According to the Tenth Circuit, Nebraska law recognizes the attachment of an interest in the right to proceeds of a sale of an FCC license when the licensee enters into the security agreement. Nebraska is no different from other states as “courts have uniformly recognized that an FCC license is a general intangible and that a lien on such an intangible may be perfected prepetition before any proceeds or other consideration is generated and prior to any transfer, sale, or other disposition of the license.” In re TerreStar Networks, Inc.. Indeed, the Tenth Circuit found nothing in the Nebraska Uniform Commercial Code or its commentary that hinted at the possibility that a security interest in the right to proceeds of a license sale would not attach before there is a contract for the sale. This, the Tenth Circuit concluded, was in line with the FCC’s view that the right to grant liens on the proceeds of the sale of a license is a means to improve licensees’ access to capital. If the security interest could not attach before there was a contract for sale of the license, the Tenth Circuit reasoned, “the interest would have little value, particularly when the sale results from financial problems of the licensee, the very circumstance for which a creditor desires protection.” Accordingly, the Tenth Circuit saw “no policy reason to prevent the attachment of a security interest in the right of the licensee (the right to proceeds of the license’s sale) that may well be the licensee’s best tool to obtain capital.” Accordingly, the Tenth Circuit reversed the judgment of the district court with direction to remand the matter to the bankruptcy court for further proceedings consistent with the ruling.

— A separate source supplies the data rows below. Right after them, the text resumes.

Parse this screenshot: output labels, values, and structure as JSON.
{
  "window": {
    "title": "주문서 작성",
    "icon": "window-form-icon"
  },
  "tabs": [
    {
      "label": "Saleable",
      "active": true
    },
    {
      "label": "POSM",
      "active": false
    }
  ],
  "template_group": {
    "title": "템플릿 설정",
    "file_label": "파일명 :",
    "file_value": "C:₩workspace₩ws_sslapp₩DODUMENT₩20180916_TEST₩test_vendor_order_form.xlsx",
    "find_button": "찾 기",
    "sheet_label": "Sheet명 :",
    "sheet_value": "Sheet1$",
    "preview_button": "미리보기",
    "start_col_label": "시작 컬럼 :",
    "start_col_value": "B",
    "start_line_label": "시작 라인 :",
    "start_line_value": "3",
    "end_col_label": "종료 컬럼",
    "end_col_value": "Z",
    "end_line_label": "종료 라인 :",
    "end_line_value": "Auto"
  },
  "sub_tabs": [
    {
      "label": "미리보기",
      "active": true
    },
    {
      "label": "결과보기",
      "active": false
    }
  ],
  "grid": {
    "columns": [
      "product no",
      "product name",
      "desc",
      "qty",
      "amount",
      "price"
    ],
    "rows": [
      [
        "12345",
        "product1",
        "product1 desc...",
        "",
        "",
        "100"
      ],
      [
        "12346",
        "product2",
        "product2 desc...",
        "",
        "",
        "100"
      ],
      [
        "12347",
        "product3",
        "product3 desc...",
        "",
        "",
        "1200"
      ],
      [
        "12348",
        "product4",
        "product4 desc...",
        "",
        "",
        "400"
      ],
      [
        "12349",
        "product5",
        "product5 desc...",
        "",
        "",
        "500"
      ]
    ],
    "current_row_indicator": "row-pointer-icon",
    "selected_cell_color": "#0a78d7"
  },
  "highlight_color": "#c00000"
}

The Tenth Circuit is not the only court to rule that a lender may obtain a valid lien on the economic value of a broadcast license. For example, the issue was addressed at least 20 years ago by the Bankruptcy Court for the District of Maryland in In re Ridgely Communications, Inc. where the court held that the perfection of a creditor’s private right on the economic value of a license did not disrupt the FCC’s public right to regulate the license. Other courts, such as the Bankruptcy Court for the Southern District of New York in In re TerreStar Networks, Inc. and In re Ion Media Networks, Inc., have followed suit. These rulings, along with the Tenth Circuit’s recent ruling in Tracy Broadcasting, may provide some certainty to lenders about the validity of security interests in the proceeds of a broadcast license. Perhaps this will, as the FCC posits, increase a licensee’s access to capital.